From “I Cry But Thou Hearest Not,” To Be Near unto God, 44-46 (1905)
The saintly man of prayer seeks his Father. From experience he knows that it is possible here on earth to hold communion with the Father who is in heaven. He has confident assurance of the hidden fellowship with God along the pathway of life, which is sometimes rough and thorny, he knows what it is to “Walk with God.”
Blessed experience has taught him that in this secret fellowship communion is mutual, so that he seeks his Father, but also that the Father gives himself to be found of his child. In such moments he cannot say: God is here or there, for he feels and perceives that God is with him. He cannot prove that God talks to him, and yet he hears the voice of the Lord. This is not seemingly, but actually true. It is no self-deception, but rich reality. And he follows after the good shepherd, comforted by the staff and the rod whithersoever they lead. With the religious man of the world it is mere form, devoid of heart. With the devout believer on God it is sacred, blessed mysticism.
There is discipline in this holy mysticism. Fellowship with God is not only broken once in a while, but frequently. Once there was no representation of invisible communication. But now there is. since we are in touch with people thou- sands of miles away from us. Now we can speak with others whose faces we cannot see, but whose voice we receive in return. So far have we advanced that telegraphy permits communication without wire or any visible, tangible guidance. And now we understand how this communication can be disturbed, interrupted and sometimes altogether broken….
For there are times when the soul calls and seeks God, and nothing comes back; when no sign from above is vouchsafed; when it seems that God is lost; when everything remains silent; when no voice comes and no answer.

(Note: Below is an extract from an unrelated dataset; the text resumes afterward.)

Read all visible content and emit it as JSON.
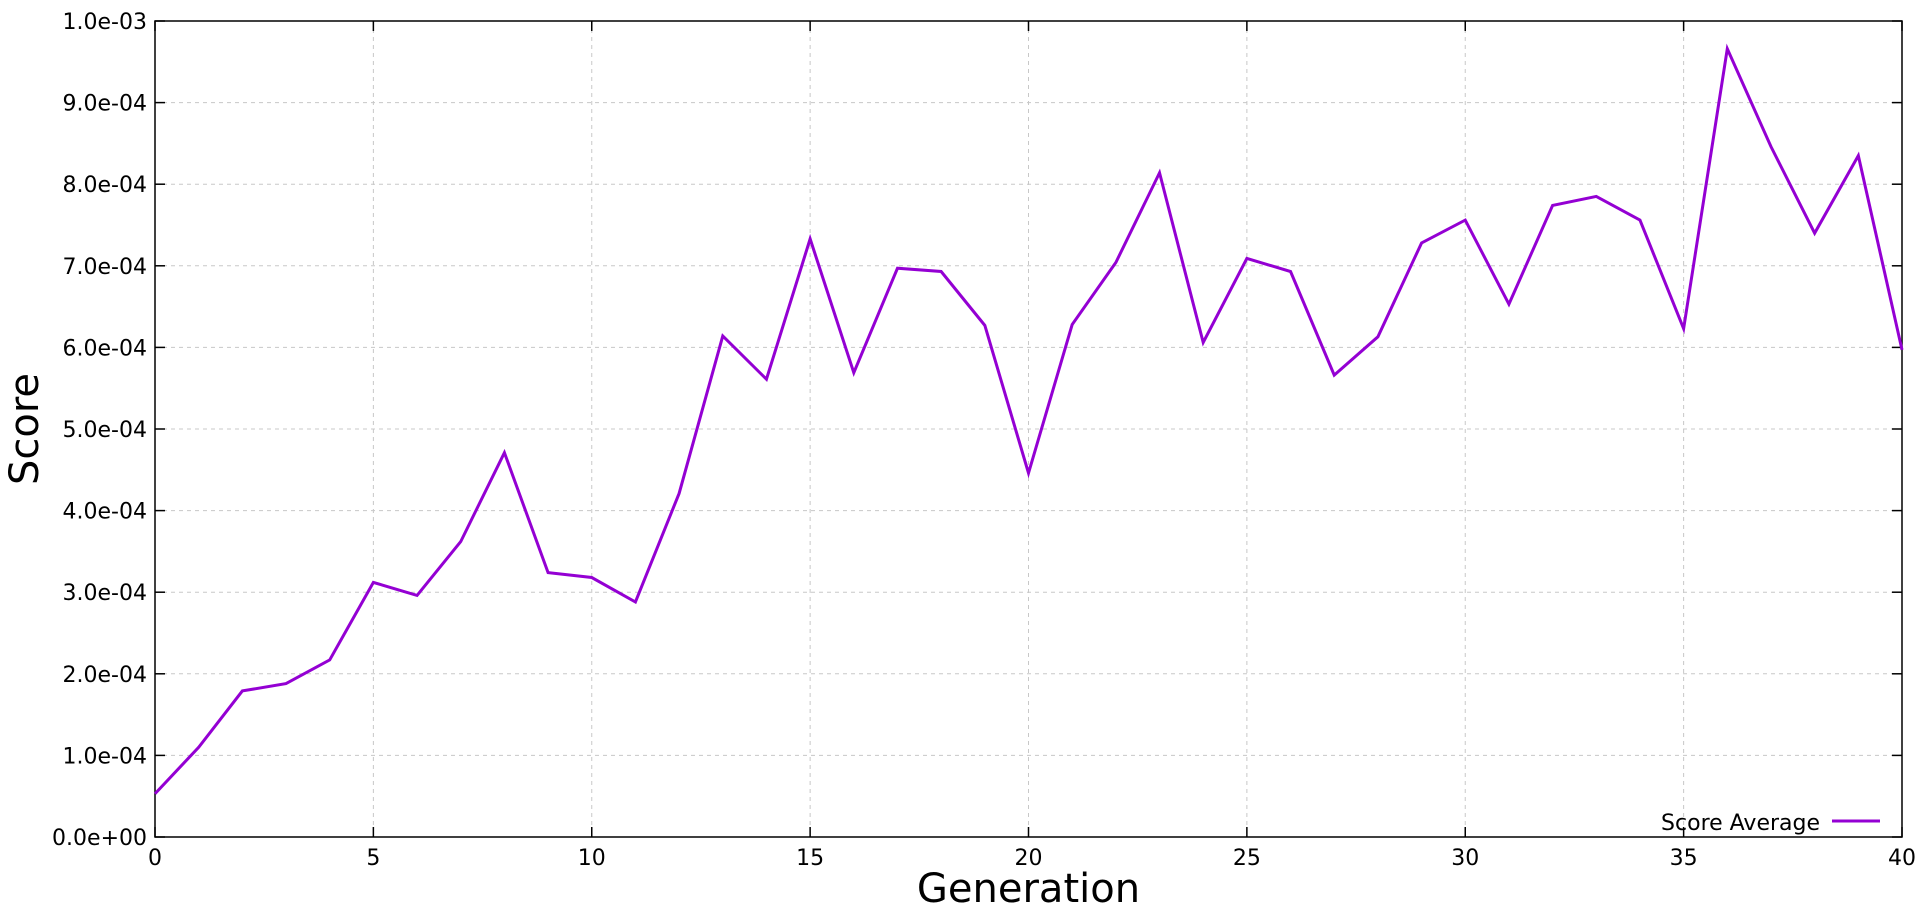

Why God withdraws himself at such times can be surmised, but can never be fathomed. The cry from the cross: “My God, my God, why hast thou forsaken me?” holds us face to face with an impenetrable mystery. But even here surmisals may serve an end.
We awake in the morning and our first thought is of God. This gives us the blessed sense of God’s nearness, and as at the hand of God, we begin the day. But some other morning this is different. We perceive nothing of God. Our heart is not joined to the Eternal. Pray as we may, there is no fellowship.
God! hold not thyself as one deaf; why dost thou not hear me? But religion operates. The loss of Divine fellowship makes us very unhappy. Some sinful inclination of the heart has caused it. Some secret sin has prevented it. The heart has been troubled about many things that have excluded the Lord from the inner life. And the loss of fellowship is good. It makes us examine ourselves. It makes us unite the heart again to fear his name. …
At times, however, the failure of obtaining a Divine hearing cannot be explained from one cause or from another. We find nothing that accuses us. And yet God withdraws himself from us. But even then conjectures regarding the cause do not fail us. The believer on God sometimes overestimates his piety. He enters upon terms of familiarity with the love of God. He loses sight of the distance that extends between him and God. He takes it as a matter of course, as a something that ought to be, that fellowship with God is his portion. He even counts it at times as a mark of special holiness that he seeks Divine fellowship.
This cannot be permitted. It makes common what is, and always will be, holy grace. Experience teaches at such times that nothing strengthens and deepens the appreciation of fellowship with God as the temporary want of it. When for long times the soul has had no hearing, and when at length an answer comes from God, there enters into this secret communion a still deeper blessedness, and the soul bathes itself in the fulness of the love of God.
Abraham Kuyper (1837-1920) was a Dutch Reformed minister, theologian, journalist and politician. He played a central role in the formation of the confessional Reformed Churches in the Netherlands, and encouraged the development of Christian institutions as an agent for social renewal. To Be Near unto God, a collection of meditations, were written while he was serving as prime minister of the Netherlands.